-Ты сейчас думаешь только о себе! О том, как будешь чувствовать себя рядом со мной, когда я еще буду сравнительно молода, а ты постареешь. А обо мне ты подумал?! Ты хоть понимаешь, что я дышать не могу без тебя! И это не пустые громкие слова. Мне… О, господи, я ничем не могу убедить тебя! Скажу только, что если ты струсишь и уедешь без меня, я не стану делать никакой операции, ничего не стану делать. Мне уже будет все равно!
-Это шантаж, Нигаи… И ты понимаешь, что не поступишь так.
-Лучше мне прямо сейчас умереть! Я не могу больше слышать тебя, я не вижу больше моего самурая, мужественного и… самого родного человека, который… который…
Острая боль вонзилась в мое сердце так, что в глазах потемнело. Но я еще могла шептать:
-Твой отец… Он не мог не уехать тогда… Здесь его ждала смерть в любом случае, и это не спасло бы сердце Маруси… Но сейчас… сейчас ты сам отказываешься от меня. Сам!.. Ты убиваешь меня собственными руками… Кенджи!.. Господи, Кенджи!! Мне больно…

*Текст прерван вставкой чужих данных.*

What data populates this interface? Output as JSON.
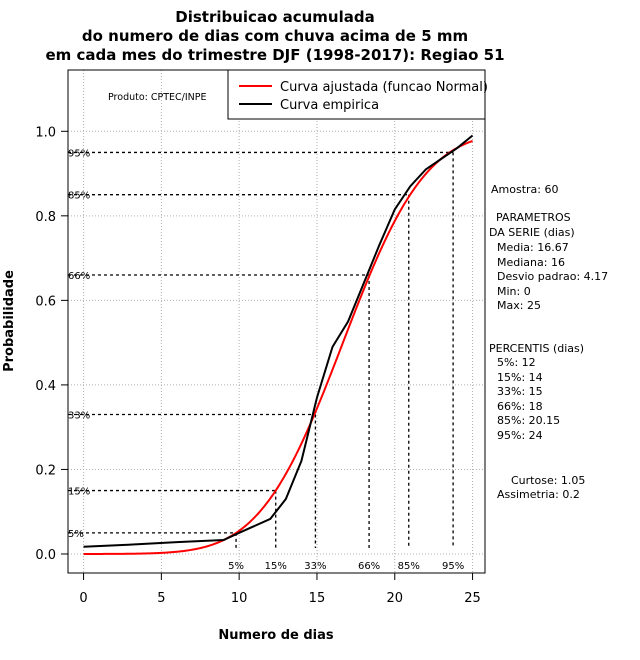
{
  "chart_data": {
    "type": "line",
    "title": [
      "Distribuicao acumulada",
      "do numero de dias com chuva acima de 5 mm",
      "em cada mes do trimestre DJF (1998-2017): Regiao 51"
    ],
    "xlabel": "Numero de dias",
    "ylabel": "Probabilidade",
    "xlim": [
      -1,
      25.8
    ],
    "ylim": [
      -0.045,
      1.145
    ],
    "xticks": [
      0,
      5,
      10,
      15,
      20,
      25
    ],
    "yticks": [
      0.0,
      0.2,
      0.4,
      0.6,
      0.8,
      1.0
    ],
    "xtick_labels": [
      "0",
      "5",
      "10",
      "15",
      "20",
      "25"
    ],
    "ytick_labels": [
      "0.0",
      "0.2",
      "0.4",
      "0.6",
      "0.8",
      "1.0"
    ],
    "grid": true,
    "legend_position": "top-right",
    "product_label": "Produto: CPTEC/INPE",
    "series": [
      {
        "name": "Curva ajustada (funcao Normal)",
        "color": "#ff0000",
        "distribution": "normal",
        "mean": 16.67,
        "sd": 4.17,
        "x_range": [
          0,
          25
        ]
      },
      {
        "name": "Curva empirica",
        "color": "#000000",
        "x": [
          0,
          3,
          6,
          9,
          10,
          12,
          13,
          14,
          15,
          16,
          17,
          18,
          19,
          20,
          21,
          22,
          23,
          24,
          25
        ],
        "y": [
          0.017,
          0.022,
          0.028,
          0.033,
          0.05,
          0.083,
          0.13,
          0.22,
          0.37,
          0.49,
          0.55,
          0.64,
          0.73,
          0.815,
          0.87,
          0.91,
          0.935,
          0.96,
          0.99
        ]
      }
    ],
    "percentile_lines": [
      {
        "label": "5%",
        "x": 9.8,
        "y": 0.05
      },
      {
        "label": "15%",
        "x": 12.35,
        "y": 0.15
      },
      {
        "label": "33%",
        "x": 14.9,
        "y": 0.33
      },
      {
        "label": "66%",
        "x": 18.35,
        "y": 0.66
      },
      {
        "label": "85%",
        "x": 20.9,
        "y": 0.85
      },
      {
        "label": "95%",
        "x": 23.75,
        "y": 0.95
      }
    ]
  },
  "side_panel": {
    "sample": "Amostra: 60",
    "params_heading_1": "PARAMETROS",
    "params_heading_2": "DA SERIE (dias)",
    "params": [
      "Media: 16.67",
      "Mediana: 16",
      "Desvio padrao: 4.17",
      "Min: 0",
      "Max: 25"
    ],
    "percentis_heading": "PERCENTIS (dias)",
    "percentis": [
      "5%: 12",
      "15%: 14",
      "33%: 15",
      "66%: 18",
      "85%: 20.15",
      "95%: 24"
    ],
    "curtose": "Curtose: 1.05",
    "assimetria": "Assimetria: 0.2"
  }
}
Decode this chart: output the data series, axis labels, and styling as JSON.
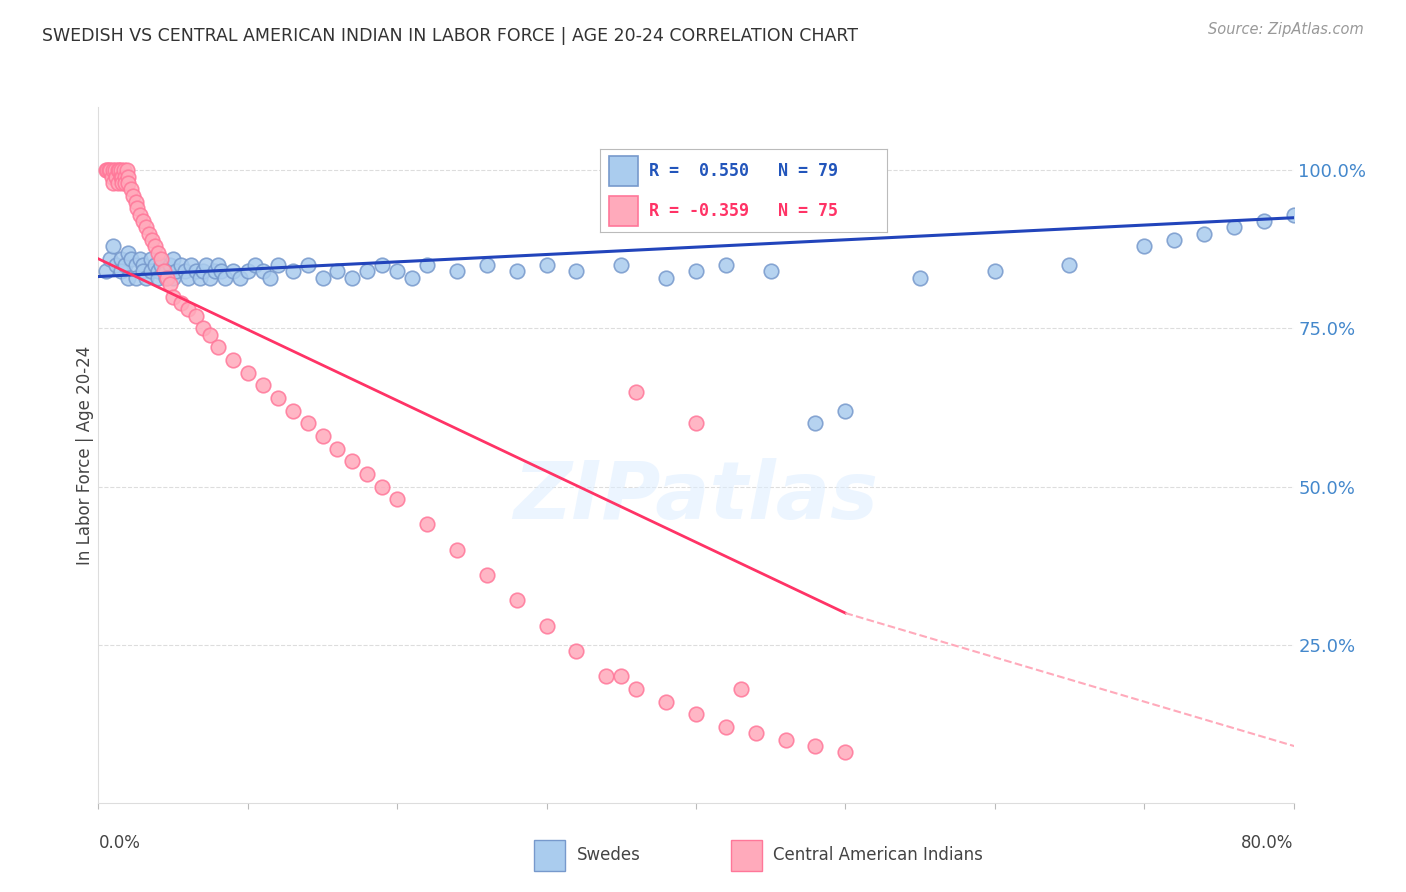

Он бросился ко мне, но его оттолкнул вошедший доктор.
-Отойдите! – крикнул он. – Черт побери, и чего тут выяснять еще, господин японец?! Неужели вы ничего не видите??.. Сестра! Бригаду реанимации!
Кенджи ухватил его за рукав.
-Что с ней? Что, скажите мне!!
Я едва могла понимать, что они говорят – боль, сжавшая грудь, словно, стеной отделила меня от них, заполоняя собой все пространство.
-Она может сейчас умереть, — бросил доктор, не глядя на Кенджи, но тут же обернулся к нему, посмотрел долгим взглядом. – И если вы сейчас же не измените своего идиотского мнения, вы никогда себе этого не простите. Никогда! Уж поверьте мне!.. Видел я здесь немало каявшихся слишком поздно.